The US president was Harry S. Truman serving his second term in office having been reelected in 1948.  US troops were still engaged in combat in Korea and would be for two more years. Just over a week after I was born Ethel and Julius Rosenberg would be convicted of atomic espionage and would eventually die in Sing Sing’s electric chair. "Rawhide," directed by Henry Hathaway and starring Tyrone Power and Susan Hayward, would be released four days later, one of the most popular films of 1951.  A hit song at the time was Perry Como’s "If (They Made Me a King)" written by Tolchard Evans, Robert Hargreaves, and Stanley J. Damerell, and recorded by Como in November 1950.  Boswell's London Journal 1762-1763, edited by Frederick A. Pottle and published by Yale University Press in 1950, was one of the best selling books at the time. Televison was a relatively new invention, and in early 1951 people were watching "Circuit Rider," an early drama about the lives of evangelical clergymen who traveled across the new American states in the wake of the Revolutionary War.  It aired on Sunday nights on ABC-TV between March 5 and May 7, 1951.

If you think about it, 70 years seems like an awfully long time.  But think of it as 840 months, 25,566 days. Or 613,606 hours, or 36,816,413 minutes, or 2,208,984,819 seconds!  That is pretty hard to fathom.  How many times has my heart pulsed since that morning long ago?   How many times have I blinked my eyes?  Oh, if I had a dollar for each.  And, if I got a good eight hours of sleep every night, which I almost never do, that would mean I have slept away a third of my life . . . just over 23 years!  Thankfully that has not been the case.  I have things to do.  Places to go.  People to see.

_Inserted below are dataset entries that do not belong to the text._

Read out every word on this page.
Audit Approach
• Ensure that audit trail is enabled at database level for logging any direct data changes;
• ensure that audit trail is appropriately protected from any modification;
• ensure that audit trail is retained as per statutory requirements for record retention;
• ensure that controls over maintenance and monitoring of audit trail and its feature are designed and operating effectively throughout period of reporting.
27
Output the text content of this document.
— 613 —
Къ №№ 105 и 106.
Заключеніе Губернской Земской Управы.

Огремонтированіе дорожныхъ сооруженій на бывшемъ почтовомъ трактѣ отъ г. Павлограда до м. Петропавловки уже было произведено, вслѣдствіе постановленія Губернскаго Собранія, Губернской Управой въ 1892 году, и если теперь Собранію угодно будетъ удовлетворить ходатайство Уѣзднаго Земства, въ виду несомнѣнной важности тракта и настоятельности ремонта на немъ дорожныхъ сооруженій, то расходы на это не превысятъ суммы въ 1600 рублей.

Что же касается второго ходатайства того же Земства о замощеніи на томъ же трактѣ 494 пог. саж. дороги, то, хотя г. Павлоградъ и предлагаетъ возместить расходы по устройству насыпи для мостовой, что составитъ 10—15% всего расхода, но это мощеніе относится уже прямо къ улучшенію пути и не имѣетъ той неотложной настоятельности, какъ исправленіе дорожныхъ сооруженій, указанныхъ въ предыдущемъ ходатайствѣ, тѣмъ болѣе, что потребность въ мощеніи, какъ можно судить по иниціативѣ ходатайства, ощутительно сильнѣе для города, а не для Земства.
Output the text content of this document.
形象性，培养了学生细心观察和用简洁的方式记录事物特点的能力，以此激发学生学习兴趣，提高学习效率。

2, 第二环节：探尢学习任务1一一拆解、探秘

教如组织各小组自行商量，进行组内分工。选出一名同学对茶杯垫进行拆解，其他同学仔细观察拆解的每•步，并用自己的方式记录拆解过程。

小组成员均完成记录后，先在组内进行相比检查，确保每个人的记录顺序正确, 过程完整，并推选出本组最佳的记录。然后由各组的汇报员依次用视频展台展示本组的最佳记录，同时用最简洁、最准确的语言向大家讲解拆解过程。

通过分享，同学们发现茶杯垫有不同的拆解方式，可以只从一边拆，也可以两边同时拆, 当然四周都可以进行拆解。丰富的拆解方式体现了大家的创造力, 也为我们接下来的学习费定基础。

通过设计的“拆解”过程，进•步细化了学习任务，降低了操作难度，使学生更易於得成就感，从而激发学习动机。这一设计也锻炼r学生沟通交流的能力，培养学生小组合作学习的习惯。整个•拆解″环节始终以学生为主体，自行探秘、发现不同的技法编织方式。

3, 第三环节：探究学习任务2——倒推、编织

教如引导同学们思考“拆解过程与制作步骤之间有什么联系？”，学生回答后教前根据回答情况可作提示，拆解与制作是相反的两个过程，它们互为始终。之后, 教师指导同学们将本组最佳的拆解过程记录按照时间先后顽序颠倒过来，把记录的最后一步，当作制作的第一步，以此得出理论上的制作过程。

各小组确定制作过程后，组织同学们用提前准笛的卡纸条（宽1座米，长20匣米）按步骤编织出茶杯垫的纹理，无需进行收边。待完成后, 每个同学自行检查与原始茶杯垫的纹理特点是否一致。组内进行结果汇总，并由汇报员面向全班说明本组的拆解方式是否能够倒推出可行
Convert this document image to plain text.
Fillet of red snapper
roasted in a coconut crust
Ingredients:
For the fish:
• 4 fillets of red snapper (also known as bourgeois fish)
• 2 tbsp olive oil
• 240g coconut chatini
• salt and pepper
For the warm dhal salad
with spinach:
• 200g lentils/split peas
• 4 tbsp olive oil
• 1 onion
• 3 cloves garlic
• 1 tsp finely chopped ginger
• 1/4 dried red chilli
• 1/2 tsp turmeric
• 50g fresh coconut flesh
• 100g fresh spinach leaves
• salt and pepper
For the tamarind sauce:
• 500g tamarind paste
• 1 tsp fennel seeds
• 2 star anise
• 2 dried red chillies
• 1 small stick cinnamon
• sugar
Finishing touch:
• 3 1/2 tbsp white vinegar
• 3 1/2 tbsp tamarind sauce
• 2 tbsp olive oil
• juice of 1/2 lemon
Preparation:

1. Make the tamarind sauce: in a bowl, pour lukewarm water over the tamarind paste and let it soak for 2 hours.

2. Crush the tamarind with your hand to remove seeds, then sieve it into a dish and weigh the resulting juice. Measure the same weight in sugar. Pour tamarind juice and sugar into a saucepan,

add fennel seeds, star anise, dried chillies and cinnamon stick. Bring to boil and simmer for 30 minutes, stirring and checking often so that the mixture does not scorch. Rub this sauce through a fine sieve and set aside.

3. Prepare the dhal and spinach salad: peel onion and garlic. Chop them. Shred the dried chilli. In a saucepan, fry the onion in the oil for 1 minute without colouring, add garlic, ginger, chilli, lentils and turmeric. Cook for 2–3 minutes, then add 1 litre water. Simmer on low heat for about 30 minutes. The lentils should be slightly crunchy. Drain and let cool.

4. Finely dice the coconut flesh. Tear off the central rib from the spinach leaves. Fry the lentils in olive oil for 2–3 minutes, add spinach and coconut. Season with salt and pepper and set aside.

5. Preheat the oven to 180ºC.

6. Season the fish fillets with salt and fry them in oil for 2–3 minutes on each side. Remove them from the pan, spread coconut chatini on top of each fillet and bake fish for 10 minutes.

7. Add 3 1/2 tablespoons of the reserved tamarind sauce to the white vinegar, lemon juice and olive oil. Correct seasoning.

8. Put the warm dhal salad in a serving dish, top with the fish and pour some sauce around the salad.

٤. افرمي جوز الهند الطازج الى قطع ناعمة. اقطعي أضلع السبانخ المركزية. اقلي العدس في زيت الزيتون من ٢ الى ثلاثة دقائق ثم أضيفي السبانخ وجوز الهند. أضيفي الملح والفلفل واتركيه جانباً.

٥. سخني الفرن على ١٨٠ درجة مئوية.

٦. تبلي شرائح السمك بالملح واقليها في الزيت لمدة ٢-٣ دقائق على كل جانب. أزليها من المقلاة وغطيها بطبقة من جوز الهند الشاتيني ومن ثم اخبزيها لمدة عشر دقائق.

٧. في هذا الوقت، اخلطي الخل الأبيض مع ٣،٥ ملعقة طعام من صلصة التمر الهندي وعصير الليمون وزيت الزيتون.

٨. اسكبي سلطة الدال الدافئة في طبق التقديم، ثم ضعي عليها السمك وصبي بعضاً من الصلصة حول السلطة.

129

I have mixed feelings about this personal benchmark.  The first year of my seventh decade is one I would just as soon forget; a year of personal loss, a killer pandemic, an election that divided this country to a dangerous level and ended with an insurrection incited by the outgoing president that attempted to destroy American democracy at the very seat of power.  So where will this new year of life, the first as a septuagenarian take me?  What will I be able to accomplish?  Hopefully, at the end of it all, I will still be raising a joyful noise.  Regardless, I will just take comfort in my loving family and my many friends.  It has been a good life so far, and I look forward to many more years in your good company.